Scientists have been tweaking algae in the lab for use in everything from making foam to making fuel to using it to clean up wastewater. But till now, at least in the US, those tests have been confined to the lab. The US Environmental Protection Agency approved moving things outdoors, and green glowing algae was let loose in water from five reservoirs in California. Should anyone be worried? Not all, according to the results.
For starters, the algae used was harmless. The engineered species is known as Acutodesmus dimorphus, and it was designed to synthesize fatty acids and undergo green fluorescent protein expression. It was also designed to be safe.
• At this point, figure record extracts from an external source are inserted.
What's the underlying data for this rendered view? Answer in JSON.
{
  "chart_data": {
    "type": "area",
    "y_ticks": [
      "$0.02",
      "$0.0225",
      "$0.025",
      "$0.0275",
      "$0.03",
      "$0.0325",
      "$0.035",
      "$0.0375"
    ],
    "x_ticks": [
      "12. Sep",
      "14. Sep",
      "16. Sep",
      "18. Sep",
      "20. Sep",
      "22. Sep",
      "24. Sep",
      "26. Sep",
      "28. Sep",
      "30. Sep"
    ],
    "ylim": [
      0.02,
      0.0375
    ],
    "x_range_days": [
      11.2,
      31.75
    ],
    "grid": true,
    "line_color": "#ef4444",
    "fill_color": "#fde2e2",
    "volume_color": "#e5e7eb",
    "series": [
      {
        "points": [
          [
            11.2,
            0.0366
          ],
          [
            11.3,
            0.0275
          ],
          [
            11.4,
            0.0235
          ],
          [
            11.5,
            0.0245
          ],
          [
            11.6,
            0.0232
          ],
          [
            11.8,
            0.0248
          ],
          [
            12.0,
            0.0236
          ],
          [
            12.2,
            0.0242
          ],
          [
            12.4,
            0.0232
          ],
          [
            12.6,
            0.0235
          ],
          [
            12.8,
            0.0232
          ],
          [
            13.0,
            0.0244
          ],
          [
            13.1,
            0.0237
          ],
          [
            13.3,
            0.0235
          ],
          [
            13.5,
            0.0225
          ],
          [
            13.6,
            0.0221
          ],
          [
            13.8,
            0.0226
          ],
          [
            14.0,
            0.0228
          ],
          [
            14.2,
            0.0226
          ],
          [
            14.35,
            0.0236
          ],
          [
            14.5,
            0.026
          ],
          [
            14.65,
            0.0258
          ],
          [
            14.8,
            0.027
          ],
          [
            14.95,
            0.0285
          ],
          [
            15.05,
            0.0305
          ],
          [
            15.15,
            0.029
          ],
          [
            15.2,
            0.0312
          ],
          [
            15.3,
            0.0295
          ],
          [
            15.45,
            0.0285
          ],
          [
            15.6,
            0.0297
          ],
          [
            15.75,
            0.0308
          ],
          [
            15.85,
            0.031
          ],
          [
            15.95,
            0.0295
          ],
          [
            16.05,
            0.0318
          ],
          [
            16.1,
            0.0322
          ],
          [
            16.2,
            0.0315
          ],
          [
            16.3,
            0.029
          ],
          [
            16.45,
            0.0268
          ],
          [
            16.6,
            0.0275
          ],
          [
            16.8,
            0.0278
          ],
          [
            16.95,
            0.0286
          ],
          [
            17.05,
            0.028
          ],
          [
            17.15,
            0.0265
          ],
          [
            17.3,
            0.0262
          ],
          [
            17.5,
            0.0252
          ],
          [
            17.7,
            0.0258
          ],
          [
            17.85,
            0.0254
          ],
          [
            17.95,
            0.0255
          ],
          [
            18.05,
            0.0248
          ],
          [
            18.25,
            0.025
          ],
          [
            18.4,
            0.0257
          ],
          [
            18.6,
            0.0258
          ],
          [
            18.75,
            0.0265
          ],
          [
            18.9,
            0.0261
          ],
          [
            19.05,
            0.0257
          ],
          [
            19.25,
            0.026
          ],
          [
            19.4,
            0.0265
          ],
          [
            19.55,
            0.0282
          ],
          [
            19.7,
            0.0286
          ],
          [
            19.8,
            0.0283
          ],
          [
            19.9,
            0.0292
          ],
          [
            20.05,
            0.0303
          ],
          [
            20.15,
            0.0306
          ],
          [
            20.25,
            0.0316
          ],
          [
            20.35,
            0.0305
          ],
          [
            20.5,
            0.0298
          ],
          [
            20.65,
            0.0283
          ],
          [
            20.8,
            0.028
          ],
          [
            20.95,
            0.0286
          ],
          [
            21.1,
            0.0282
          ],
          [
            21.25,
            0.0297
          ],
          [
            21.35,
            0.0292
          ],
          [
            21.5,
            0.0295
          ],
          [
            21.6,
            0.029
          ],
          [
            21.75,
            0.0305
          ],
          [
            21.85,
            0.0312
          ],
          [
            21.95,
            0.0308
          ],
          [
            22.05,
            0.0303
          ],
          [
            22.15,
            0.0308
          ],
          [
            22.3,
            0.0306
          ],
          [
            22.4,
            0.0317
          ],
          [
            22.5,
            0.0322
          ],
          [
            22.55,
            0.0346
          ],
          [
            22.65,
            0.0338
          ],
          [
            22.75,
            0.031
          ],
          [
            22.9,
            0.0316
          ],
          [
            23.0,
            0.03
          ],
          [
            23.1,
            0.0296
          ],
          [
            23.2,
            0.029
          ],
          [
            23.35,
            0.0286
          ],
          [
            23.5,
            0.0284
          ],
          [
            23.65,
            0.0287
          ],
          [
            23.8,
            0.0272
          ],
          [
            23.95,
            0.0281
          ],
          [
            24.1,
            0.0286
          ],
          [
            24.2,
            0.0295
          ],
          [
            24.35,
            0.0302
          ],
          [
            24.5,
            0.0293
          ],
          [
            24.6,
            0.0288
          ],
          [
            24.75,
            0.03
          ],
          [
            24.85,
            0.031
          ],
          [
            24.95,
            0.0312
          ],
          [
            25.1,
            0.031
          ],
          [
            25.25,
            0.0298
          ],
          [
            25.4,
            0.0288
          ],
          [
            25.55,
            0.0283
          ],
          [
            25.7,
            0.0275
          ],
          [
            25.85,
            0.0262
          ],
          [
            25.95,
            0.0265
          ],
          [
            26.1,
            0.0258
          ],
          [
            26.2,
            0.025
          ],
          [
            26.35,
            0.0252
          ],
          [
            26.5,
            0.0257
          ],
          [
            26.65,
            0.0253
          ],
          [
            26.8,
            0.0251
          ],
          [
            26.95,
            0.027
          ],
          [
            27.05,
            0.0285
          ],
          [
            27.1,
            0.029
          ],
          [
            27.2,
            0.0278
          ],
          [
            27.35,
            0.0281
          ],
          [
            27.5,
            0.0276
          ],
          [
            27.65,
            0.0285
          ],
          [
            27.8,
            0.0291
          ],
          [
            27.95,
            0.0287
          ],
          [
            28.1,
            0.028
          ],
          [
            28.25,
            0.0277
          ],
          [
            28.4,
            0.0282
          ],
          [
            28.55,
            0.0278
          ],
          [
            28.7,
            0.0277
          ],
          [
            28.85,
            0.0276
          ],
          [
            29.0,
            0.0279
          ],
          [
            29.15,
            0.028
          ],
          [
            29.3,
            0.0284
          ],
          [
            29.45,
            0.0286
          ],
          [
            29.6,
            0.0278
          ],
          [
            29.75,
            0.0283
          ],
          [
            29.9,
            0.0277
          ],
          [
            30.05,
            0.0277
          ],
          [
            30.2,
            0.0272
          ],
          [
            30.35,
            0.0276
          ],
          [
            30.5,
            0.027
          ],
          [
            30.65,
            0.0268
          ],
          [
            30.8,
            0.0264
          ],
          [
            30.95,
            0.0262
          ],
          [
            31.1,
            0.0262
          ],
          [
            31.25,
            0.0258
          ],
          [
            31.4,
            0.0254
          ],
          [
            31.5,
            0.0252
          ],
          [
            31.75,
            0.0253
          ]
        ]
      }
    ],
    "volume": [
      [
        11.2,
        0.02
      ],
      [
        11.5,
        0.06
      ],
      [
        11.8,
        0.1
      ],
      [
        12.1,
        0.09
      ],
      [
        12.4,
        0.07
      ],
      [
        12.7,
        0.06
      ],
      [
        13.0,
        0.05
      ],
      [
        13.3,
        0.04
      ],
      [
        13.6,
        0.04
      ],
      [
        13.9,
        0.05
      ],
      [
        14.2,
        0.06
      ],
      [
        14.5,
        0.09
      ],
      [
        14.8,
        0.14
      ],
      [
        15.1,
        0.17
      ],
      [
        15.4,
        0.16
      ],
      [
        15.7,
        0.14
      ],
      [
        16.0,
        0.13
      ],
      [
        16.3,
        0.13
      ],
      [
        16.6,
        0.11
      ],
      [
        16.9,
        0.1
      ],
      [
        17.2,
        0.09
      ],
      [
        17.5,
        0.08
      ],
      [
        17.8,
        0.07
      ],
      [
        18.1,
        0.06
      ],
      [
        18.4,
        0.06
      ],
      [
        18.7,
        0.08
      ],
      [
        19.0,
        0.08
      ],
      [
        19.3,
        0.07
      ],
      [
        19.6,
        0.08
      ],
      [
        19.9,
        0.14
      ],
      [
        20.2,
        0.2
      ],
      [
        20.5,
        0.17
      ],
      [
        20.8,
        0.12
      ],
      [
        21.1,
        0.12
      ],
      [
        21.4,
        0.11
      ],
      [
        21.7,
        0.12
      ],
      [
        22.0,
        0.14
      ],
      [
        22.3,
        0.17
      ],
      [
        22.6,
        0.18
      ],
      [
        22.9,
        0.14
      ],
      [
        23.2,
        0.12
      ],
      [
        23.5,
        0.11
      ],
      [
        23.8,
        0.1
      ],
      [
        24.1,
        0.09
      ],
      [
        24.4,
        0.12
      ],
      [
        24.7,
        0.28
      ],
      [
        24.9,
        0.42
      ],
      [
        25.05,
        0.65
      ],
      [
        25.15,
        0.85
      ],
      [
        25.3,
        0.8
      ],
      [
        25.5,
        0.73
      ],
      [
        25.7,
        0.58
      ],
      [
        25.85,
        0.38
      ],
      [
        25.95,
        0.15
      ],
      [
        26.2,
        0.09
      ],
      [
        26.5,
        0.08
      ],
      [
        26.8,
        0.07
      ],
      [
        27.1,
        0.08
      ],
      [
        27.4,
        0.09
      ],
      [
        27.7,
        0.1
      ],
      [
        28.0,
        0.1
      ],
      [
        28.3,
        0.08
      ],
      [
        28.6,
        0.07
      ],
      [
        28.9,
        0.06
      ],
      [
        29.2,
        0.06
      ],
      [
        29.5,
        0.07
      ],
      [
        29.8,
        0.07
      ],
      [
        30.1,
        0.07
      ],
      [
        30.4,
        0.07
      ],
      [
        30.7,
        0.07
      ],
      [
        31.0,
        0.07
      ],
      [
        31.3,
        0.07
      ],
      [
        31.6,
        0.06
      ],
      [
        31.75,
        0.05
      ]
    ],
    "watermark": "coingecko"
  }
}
"The genes we put in were specifically chosen to be benign, so they could not harm the environment, as this was the world's first outdoor genetically engineered algae trial," Stephen Mayfield told us. Mayfield is the director of the California Center for Algae Biotechnology at the University of California San Diego and co-author on a paper about the trial in the journal Algal Research. "In the future we will put in genes that increase biomass accumulation, or improve lipid content and quality."
Also, the algae wasn't released into lakes in the wild, but rather, water from five different reservoirs in the UC San Diego area was taken back to the center and placed in different plastic ponds. The engineered algae was then added to those ponds along with a non-modified "wild-type" algae. The algae was cultivated in the ponds for 50 days and water samples were then analyzed.
The study concluded that the genetically engineered (GE) algae had the same impact on the pond water as the natural algae in terms of its effect on "biodiversity, species composition, and biomass of native algae," according to the paper. It was also concluded that neither the GE algae nor the wild-type algae could "outcompete" the native strains of algae naturally present in the water.
As to the importance of growing algae outside the lab, Mayfield told us that it's a matter of scale.
"For algae to be able to compete with fossil fuels and other forms of industrial agriculture, we are going to need to grow them outside in really large ponds, as only with this economy of scale can we produce commodity products, like foods, feeds and fuels that the world needs," he said. "So this experiment was designed to identify how engineered traits performed in this real-world outdoor setting."
Or, as study lead author Shawn Szyjka put it in a press release: "Progress made in the lab means little if you can't reproduce the phenotype in a production setting."
The next step for the researchers is to test out algae that has had different sets of genes altered, and to extend the trial over several months to examine how seasonality, weather and other environmental factors impact the system.